Don Silverio
Enviado por Germán Roberto Rodríguez E.mail: rodri_guezg@yahoo.com.ar
Don Silverio está contento. Pronto su almacén de campo se llenará como lo hace todas las tardes con su típica rutina.
El piso de madera grita en grave cada pisada de quienes, con sus alpargatas y algún afortunado con botas, entran por la angosta y alta puerta de madera. Sus finos y alargados vidrios bailan con los postigones de grandes bisagras cada movimiento de ésta, sin perder juntos un solo compás.
Las sillas de madera con mimbre esperan ansiosas la jugada de truco de todos los días.
La mesa como juez de una gran pelea se encuentra en el medio de las mismas separando un gran combate que junto al viejo cenicero de metal encuentra los porotos como el mejor trofeo para el vencedor.
Don Silverio está contento. En el mostrador espera junto a la vitrina de vidrio, donde los más brillosos caramelos encuentran la tentación de grandes y niños. Como el mejor faraón, se levanta tras de él una estantería con cajones de madera que ocupan cada centímetro de la pared.
Tornillos, granos, clavos, fideos y cuantas cosas más se puedan imaginar surgen de cada uno de ellos. Su pequeña pala curva es su único grito de enojo cuando alguien de los suyos la cambia de cajón o lugar. Junto al final del mostrador, ya en el piso, fardos de alambre, palas de punta, martillos, alambre de púa, semillas en grandes bolsas, faroles a kerosén y uno que otro tambor.
Por el otro lado del mostrador, completando al U de su arquitectura, la parte más importante y querida para Silverio.
Su barra. En ella, una bacha de acero retumba en cada enjuague de los largos o pequeños vasos de grueso vidrio que se sirve cada comensal, que junto a su fiel canilla, larga, cromada y curva al borde de su pico aguarda la orden de su manija de cuatro dientes para ponerse en acción.

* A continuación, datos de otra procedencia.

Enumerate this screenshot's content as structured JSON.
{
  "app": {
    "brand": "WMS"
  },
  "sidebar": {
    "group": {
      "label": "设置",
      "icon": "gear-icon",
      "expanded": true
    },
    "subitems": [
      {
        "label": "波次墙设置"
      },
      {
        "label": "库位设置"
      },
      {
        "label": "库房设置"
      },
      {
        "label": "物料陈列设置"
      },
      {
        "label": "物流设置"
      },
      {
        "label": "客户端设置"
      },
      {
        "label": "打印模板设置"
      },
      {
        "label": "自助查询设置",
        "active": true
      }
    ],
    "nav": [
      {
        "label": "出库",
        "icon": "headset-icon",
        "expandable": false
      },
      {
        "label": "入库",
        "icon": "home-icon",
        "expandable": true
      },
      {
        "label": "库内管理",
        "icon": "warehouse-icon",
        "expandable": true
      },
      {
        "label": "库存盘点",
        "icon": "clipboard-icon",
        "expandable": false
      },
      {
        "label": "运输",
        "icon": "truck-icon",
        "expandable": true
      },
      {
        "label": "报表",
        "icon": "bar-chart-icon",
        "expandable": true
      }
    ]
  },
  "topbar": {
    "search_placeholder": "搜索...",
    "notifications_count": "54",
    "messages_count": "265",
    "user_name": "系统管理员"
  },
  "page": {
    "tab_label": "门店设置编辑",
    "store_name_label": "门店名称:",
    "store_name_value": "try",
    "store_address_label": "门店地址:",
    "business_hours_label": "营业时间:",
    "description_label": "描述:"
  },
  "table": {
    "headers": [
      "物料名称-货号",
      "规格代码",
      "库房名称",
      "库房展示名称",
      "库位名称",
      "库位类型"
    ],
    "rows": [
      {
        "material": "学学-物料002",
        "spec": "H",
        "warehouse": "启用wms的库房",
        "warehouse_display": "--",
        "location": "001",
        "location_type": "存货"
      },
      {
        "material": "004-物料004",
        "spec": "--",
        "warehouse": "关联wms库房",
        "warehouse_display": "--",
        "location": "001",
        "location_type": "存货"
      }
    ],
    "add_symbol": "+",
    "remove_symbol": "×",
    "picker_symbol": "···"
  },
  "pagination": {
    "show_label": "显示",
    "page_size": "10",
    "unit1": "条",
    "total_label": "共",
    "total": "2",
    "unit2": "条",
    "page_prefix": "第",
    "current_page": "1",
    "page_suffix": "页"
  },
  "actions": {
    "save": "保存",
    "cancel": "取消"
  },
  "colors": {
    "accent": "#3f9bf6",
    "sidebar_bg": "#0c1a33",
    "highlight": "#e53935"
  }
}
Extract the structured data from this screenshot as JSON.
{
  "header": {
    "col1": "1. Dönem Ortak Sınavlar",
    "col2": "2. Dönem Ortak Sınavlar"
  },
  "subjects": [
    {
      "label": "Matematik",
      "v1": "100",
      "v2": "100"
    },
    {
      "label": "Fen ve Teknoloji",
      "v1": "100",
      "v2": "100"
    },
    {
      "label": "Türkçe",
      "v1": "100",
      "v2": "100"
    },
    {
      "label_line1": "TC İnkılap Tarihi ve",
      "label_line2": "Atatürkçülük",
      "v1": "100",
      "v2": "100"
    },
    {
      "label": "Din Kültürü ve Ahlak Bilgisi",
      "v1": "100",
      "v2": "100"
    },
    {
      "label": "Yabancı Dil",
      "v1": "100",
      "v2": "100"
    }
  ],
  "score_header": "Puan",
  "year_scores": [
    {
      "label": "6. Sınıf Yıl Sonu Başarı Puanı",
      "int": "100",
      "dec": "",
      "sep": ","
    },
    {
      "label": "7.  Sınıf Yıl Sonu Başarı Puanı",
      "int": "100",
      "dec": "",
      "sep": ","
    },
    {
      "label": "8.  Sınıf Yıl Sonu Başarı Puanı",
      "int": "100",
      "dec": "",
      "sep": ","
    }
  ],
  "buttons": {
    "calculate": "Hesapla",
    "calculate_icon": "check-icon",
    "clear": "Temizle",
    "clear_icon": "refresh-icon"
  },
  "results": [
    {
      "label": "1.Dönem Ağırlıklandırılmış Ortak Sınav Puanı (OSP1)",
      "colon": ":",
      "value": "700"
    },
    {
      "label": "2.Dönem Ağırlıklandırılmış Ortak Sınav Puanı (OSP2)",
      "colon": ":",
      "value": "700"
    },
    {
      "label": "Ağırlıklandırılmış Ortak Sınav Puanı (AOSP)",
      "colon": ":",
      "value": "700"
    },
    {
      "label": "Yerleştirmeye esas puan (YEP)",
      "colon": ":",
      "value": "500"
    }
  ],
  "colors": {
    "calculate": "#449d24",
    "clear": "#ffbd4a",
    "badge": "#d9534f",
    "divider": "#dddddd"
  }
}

Las botellas de colores rojizos oscuros, finas y largas llevan el contenido de bebidas sólo para valientes, dado los colores de sus rostros y sus gestos al ingerir cada trago.
El griterío del juego parece llamar a la gente en el silencio del campo, haciendo que cada vez esté más lleno el luga, que entre nubes de cigarros y el ruido sobre la mesa, no deja de ser un momento de alegría para aquellos arduos trabajadores de la tierra fértil y prospera de un gran país.
Don Silverio está contento. El tren se asoma rompiendo con su estela de vapor el verde horizonte. Agónico el silencio desaparece con el sonido de su llegada.
El ladrido de los perros, el murmullo del pueblo, el campanazo de la estación, el silbato del hombre de gris, el sonido de las pisadas sobre la piedritas del andén hacen de esto una postal única.
Las lágrimas se cruzan entre aquellos que volvieron con la partida de otros.
El pueblo se agita en esos minutos eternos de esa visita diaria que ayuda a crecer y progresar de manera constante al pueblo y su gente.
La estación con su corte inglés decora la llegada de aquellos que deciden no partir más y ahoga la tristeza de quienes buscan nuevos rumbos. Repetido momento pero que conjuga siempre el mismo deseo de aquellos que deciden un futuro.
El pitazo final de la gran máquina llena de furia a su gran motor como señal de tarea cumplida y el lento pero certero camino hacia otros pueblos que esperan vivir el mismo momento. Hoy el tren ya no está. La soledad de las hojas se apodera de todo aquello que alguna vez tuvo vida propia.
La estación con sus puertas clavadas son sinónimo del destino recibido. Sus chapas oxidadas observan desde lo alto cómo sus soldados duermen en tristeza cubiertos de pasto y tierra.
El viejo almacén hoy ya no está. El palenque de su puerta no está y el tiempo lo convirtió en un blanco cordón. Silverio ya no está. Según me enteré, partió hace un tiempo en sinónimo de descanso y alivio.
Don Silverio está contento. Como muchos pueblos, mantener vivos nuestros recuerdos es perdurar así la esencia de sus pasos en el tiempo hacia quienes los seguimos. Llenamos cada estación con sólo recordarlas. Damos vida a la vida hecho testimonio en cada riel, en cada andén, en cada estación.
Don Silverio está contento. Porque su vida, sus cosas tan preciadas como el tren y su gran almacén se plasmaron en líneas para que nuevos visitantes puedan seguir visitándolo de la mano de los tan cálidos recuerdos.
Al pueblo de General Lagos, Provincia de Santa Fe.